How can these acts of harm be repaired?


It will take more than one generation to repair the harm perpetuated by psychology and psychology-informed systems against BIPOC folks. However, there are certainly some starting points that will move repairs further along. First, release all BIPOC folks currently in jail for non-violent crimes such as drug offenses in every state (not just where marijuana is legal already). Release them with an expunged record. Second, amend any laws that prevent non-violent felons from voting. Third, enact reparations. Reparations for Black people who were born in the States could be easily offered at no increase to taxes by diverting funds from the bloated military budget. These reparations should also be applied to Indigenous people who have lost generations to residential schools and poor conditions on reservation land. Fourth, re-train all medical personnel – not just physicians – to understand that there is no physiological difference in Black, Brown, or White bodies or in how they feel pain. Pay special attention to the psychological training of OBGYNs to address the high mortality rate of Black mothers giving birth in the US. This could be easily offered for free or low cost to make it accessible if we tax churches–institutions which have often been complicit in the harm done to BIPOC communities. Fifth, offer tax credits for corporations that have at least 33% Black, Latine, and Indigenous representation on their Board and employed at levels above the title of manager. Concurrently, require new training in management classes and college courses, taught by BIPOC educators, that provide resources for eliminating bias at work. I recognize that we currently ask BIPOC folks to carry too much of the burden of educational labor on a one-on-one level for white folks, however; it would be hard to trust that any white person leading these classes was offering correct, unbiased information.


These five steps will be a drop in the bucket of what’s needed. Also on the list of changes is a tougher challenge: undoing the indoctrination into white supremacy culture, both overt and covert, that schools, churches, white parents, and workplaces in America perpetuate onto the white population. This is bolstered not just by existing systems of power but also by the bombardment with propaganda and conspiracy theories on mainstream media outlets and social media. This final step can only truly be completed by white people taking on the task to call in and call out their own for all levels of racism.
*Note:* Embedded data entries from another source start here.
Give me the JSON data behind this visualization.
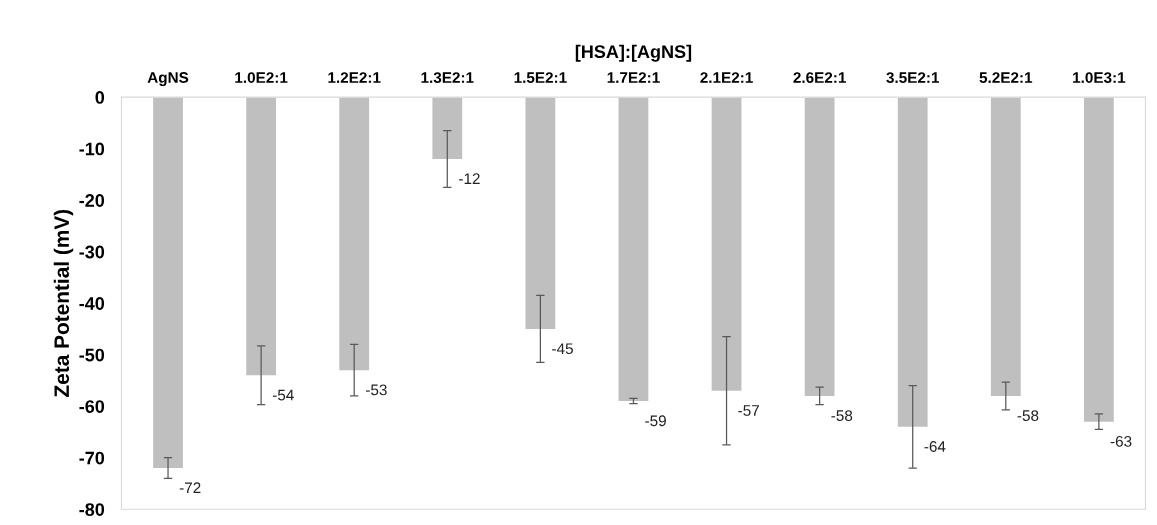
{
  "chart_data": {
    "type": "bar",
    "xlabel": "[HSA]:[AgNS]",
    "ylabel": "Zeta Potential (mV)",
    "categories": [
      "AgNS",
      "1.0E2:1",
      "1.2E2:1",
      "1.3E2:1",
      "1.5E2:1",
      "1.7E2:1",
      "2.1E2:1",
      "2.6E2:1",
      "3.5E2:1",
      "5.2E2:1",
      "1.0E3:1"
    ],
    "values": [
      -72,
      -54,
      -53,
      -12,
      -45,
      -59,
      -57,
      -58,
      -64,
      -58,
      -63
    ],
    "errors": [
      2,
      5.7,
      5,
      5.5,
      6.5,
      0.5,
      10.5,
      1.7,
      8,
      2.7,
      1.5
    ],
    "color": "#bfbfbf",
    "ylim": [
      -80,
      0
    ],
    "yticks": [
      0,
      -10,
      -20,
      -30,
      -40,
      -50,
      -60,
      -70,
      -80
    ],
    "grid": false,
    "legend": false,
    "data_labels": true
  }
}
Note: based on concepts I learned in class with the amazing Dr. Konjit Page. as always, I modified my paper for this blog. book links are affiliate links.


References


Apology to People of Color for APA’s Role in Promoting, Perpetuating, and Failing to Challenge Racism, Racial Discrimination, and Human Hierarchy in U.S. (2021). American Psychological Association.
Guthrie, R. (2003). Even the Rat Was White: A Historical View of Psychology (Allyn & Bacon Classics Edition) (2 ed.). Pearson.
Lang, N. (2021). A Hate Group Is Reportedly Behind 2021’s Dangerous Wave of Anti-Trans Bills. https://www.them.us/story/hate-group-reportedly-behind-2021-anti-trans-bills
Nellis, A. (2021). The color of Justice: Racial and Ethnic Disparity in State Prisons. The Sentencing Project. https://www.sentencingproject.org/publications/color-of-justice-racial-and-ethnic-disparity-in-state-prisons/
Pickren, W., & Rutherford, A. (2010). A History of Modern Psychology in Context (1 ed.). Wiley.